Arabic transcription(s)
- • Arabic: عزبة بيت حانون
- Interactive map of Izbat Beit Hanoun
- Izbat Beit Hanoun Location of Izbat Beit Hanoun within Palestine
- Coordinates: 31°32′54″N 34°31′22″E﻿ / ﻿31.54833°N 34.52278°E
- Palestine grid: 100/103
- State: State of Palestine
- Governorate: North Gaza
- Control: Israel Defense Forces

Population (2006)
- • Total: 7,383

= Izbat Beit Hanoun =

Village in North Gaza, Palestine

Izbat Beit Hanoun (عزبة بيت حانون) is a Palestinian village in the North Gaza Governorate of the State of Palestine, in the Gaza Strip. It is located between Beit Lahia and Beit Hanoun, about 2 km south of the barrier between North Gaza and Israel. The closest border crossing is Erez Crossing.

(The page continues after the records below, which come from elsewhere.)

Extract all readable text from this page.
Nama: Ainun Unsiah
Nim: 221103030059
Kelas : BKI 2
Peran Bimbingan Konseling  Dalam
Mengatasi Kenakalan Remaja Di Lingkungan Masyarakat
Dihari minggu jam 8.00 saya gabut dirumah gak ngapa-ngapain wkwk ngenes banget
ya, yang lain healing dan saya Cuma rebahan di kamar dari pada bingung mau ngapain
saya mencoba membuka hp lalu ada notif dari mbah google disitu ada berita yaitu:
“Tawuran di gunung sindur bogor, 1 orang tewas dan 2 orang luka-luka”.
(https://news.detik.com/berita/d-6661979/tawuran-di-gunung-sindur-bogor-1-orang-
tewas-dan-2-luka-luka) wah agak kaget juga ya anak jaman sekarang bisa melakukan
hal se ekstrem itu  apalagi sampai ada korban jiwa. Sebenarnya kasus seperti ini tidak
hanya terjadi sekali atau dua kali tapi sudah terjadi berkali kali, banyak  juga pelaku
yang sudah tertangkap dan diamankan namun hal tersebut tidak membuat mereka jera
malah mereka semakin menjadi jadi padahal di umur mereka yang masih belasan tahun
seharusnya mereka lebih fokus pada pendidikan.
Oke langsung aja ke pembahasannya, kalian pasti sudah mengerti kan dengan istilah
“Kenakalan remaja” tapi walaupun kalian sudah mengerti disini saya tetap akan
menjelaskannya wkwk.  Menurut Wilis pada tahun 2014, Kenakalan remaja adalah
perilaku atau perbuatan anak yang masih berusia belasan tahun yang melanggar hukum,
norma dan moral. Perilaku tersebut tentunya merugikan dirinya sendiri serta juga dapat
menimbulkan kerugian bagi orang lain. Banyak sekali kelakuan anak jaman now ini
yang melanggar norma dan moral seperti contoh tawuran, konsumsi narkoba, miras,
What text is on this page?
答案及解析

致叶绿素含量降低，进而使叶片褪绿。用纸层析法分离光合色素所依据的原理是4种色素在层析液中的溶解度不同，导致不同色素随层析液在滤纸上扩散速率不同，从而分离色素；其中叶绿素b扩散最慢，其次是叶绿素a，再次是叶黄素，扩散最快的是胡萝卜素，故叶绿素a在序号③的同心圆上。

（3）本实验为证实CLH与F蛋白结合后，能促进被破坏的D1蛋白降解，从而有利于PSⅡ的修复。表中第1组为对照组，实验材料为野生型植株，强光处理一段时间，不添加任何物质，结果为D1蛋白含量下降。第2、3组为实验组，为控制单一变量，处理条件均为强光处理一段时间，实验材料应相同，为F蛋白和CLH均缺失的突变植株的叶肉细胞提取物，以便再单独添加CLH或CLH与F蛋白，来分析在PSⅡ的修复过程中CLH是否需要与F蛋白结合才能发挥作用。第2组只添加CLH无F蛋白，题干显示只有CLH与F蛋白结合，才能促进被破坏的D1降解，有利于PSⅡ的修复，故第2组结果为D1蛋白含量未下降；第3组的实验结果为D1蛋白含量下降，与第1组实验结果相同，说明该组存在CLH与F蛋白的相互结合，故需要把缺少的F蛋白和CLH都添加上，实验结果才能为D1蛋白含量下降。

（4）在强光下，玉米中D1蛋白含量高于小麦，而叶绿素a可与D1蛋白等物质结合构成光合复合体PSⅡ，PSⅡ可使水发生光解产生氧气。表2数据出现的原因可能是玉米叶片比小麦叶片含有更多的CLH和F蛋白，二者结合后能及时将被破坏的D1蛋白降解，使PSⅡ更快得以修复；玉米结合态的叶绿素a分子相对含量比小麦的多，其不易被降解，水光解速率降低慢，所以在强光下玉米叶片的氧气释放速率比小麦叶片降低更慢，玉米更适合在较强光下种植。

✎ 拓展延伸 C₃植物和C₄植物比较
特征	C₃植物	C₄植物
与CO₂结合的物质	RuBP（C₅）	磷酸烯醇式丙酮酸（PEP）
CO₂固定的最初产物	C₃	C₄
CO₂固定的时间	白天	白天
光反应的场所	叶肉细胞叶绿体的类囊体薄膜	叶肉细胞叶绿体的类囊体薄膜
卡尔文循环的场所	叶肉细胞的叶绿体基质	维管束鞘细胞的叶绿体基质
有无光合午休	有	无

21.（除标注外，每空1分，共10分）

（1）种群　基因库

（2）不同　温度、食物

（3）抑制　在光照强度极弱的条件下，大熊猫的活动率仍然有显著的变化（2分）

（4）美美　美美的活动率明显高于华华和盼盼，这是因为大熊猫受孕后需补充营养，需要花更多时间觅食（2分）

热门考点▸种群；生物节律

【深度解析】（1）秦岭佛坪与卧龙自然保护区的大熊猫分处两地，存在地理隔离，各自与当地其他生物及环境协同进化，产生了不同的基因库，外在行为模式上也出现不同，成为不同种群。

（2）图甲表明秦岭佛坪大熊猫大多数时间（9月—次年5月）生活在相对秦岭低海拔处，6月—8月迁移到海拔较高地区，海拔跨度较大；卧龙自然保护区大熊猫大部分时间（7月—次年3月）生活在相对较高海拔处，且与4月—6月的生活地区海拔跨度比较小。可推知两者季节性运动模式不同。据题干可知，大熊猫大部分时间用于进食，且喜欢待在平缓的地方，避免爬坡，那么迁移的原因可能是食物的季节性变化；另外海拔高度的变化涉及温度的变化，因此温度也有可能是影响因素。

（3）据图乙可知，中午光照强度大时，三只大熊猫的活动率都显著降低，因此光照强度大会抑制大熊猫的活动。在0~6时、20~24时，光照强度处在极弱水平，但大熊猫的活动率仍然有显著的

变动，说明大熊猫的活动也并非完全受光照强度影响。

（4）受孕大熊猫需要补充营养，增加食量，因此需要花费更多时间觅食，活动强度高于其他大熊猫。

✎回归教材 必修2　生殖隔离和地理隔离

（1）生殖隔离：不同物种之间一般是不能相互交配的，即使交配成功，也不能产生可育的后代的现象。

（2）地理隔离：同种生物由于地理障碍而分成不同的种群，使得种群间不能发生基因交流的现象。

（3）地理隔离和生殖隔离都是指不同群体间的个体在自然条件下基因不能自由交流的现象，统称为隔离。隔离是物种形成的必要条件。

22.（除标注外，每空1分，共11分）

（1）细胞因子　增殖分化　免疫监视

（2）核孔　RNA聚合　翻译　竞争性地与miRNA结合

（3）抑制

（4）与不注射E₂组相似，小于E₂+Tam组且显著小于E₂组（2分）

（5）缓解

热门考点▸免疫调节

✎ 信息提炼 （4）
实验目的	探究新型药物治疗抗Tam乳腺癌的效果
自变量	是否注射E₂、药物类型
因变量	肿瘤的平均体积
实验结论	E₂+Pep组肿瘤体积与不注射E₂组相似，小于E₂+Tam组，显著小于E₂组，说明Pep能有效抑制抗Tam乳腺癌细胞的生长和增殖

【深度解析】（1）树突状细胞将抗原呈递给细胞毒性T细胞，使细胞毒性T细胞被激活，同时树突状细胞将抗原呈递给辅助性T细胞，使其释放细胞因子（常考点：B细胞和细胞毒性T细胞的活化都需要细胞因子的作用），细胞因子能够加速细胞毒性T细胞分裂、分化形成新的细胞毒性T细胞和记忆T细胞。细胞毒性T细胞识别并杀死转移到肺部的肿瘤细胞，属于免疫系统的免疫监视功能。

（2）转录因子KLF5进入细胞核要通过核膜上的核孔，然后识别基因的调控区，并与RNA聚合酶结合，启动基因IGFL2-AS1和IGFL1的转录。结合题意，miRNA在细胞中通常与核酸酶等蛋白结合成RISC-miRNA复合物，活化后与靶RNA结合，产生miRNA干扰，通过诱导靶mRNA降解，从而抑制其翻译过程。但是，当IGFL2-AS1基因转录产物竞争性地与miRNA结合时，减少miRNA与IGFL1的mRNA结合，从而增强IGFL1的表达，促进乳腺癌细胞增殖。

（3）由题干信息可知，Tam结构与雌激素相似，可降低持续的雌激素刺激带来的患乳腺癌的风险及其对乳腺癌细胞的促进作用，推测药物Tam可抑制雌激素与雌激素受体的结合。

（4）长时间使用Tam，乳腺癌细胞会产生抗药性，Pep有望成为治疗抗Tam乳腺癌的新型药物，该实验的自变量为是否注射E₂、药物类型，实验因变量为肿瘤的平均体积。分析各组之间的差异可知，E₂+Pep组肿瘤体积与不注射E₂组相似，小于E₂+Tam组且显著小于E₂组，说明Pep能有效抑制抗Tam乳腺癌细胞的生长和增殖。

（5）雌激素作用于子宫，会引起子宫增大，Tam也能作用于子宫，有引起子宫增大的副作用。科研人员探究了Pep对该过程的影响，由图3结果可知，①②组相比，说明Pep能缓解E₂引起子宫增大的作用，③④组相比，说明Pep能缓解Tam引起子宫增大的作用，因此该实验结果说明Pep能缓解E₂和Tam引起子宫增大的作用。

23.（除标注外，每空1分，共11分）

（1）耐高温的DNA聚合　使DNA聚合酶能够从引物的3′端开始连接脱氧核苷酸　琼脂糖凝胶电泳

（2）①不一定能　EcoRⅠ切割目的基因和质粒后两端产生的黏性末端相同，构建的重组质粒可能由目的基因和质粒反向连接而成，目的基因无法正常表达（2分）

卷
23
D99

According to the Palestinian Central Bureau of Statistics, Izbat Beit Hanoun had a population of 7,383 in mid-2006.

== History ==

=== Gaza war (2023–present) ===
Izbat Beit Hanoun was one of the villages that was hit by the Israeli military in the first two weeks of the Gaza war, with satellite footage from 21 October 2023 showing damaged and destroyed homes and other buildings. The village sustained more damage to roads and buildings in December 2024 and January 2025.